Abstract

Demyelination is a pathological feature that is characteristic of many diseases of the central nervous system (CNS) including multiple sclerosis (MS), sub‐acute sclerosing panencephalomyelitis (SSPE), metachromatic leukodystrophy and Pelizaeus‐Merzbacher disease. While demyelination is a pathological end‐point that is common to all of these diseases, the cellular and molecular mechanisms responsible for this pathology are very different. These range from genetic defects that affect lipid metabolism in the leukodystrophies, cytopathic effects of viral infection in SSPE to the action of immunological effector mechanisms in MS and the viral encephalopathies. Irrespective of the initial cause of myelin degradation, many of these disorders are associated with some degree of CNS inflammation, as indicated by the local activation of microglia, recruitment of macrophages or the intrathecal synthesis of immunoglobulin.

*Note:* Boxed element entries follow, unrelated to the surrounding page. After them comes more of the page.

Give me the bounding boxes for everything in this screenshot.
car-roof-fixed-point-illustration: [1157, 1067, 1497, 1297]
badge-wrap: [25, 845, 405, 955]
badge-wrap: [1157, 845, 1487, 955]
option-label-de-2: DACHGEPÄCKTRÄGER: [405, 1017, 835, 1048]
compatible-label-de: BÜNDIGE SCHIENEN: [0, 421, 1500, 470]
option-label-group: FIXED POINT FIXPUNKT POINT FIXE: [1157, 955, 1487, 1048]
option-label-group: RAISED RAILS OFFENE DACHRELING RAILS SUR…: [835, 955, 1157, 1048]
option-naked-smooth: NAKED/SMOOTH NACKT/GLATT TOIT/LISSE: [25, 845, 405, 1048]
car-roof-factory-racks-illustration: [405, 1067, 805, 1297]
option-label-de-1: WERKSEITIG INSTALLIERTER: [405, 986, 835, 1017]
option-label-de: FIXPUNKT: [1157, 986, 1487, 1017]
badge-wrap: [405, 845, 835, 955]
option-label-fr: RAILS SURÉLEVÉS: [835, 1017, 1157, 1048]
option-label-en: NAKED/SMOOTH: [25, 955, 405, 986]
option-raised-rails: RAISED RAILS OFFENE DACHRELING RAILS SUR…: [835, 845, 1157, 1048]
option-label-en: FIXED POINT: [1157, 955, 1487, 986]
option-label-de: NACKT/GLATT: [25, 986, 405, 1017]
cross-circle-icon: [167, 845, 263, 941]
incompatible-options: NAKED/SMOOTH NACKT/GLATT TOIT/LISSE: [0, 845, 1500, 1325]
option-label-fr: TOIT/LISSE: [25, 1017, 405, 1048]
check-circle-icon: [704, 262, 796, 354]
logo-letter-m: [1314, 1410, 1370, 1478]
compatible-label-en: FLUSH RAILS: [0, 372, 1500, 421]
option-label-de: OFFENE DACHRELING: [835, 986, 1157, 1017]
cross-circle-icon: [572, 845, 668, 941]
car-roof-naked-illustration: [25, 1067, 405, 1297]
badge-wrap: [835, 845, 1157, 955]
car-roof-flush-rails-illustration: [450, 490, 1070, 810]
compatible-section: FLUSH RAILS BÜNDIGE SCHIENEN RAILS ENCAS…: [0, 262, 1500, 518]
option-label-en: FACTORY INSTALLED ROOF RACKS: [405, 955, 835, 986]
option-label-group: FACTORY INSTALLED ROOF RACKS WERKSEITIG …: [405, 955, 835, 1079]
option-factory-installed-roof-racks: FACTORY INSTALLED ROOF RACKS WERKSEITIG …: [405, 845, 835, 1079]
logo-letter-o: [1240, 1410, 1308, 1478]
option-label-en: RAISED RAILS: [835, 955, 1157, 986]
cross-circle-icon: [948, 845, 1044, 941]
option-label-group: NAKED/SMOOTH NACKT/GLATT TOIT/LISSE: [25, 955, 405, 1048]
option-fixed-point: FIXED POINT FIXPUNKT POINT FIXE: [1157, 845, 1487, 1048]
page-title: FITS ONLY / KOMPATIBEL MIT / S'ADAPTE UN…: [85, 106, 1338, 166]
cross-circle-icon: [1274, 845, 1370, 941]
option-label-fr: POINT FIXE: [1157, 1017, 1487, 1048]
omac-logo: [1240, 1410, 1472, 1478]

Many of these phenomena are now being duplicated in animal models, providing not only new insights into the pathogenesis of human demyelinating diseases, but also unexpected interrelationships between the immune response in the CNS and the pathogenesis of diseases such as Alzheimers disease and HIV encephalopathy. Autoimmune mediated models of inflammatory demyelinating CNS disease have proved particularly valuable in this respect as they allow the effects of defined immune effector mechanisms to be studied in the absence of CNS infection.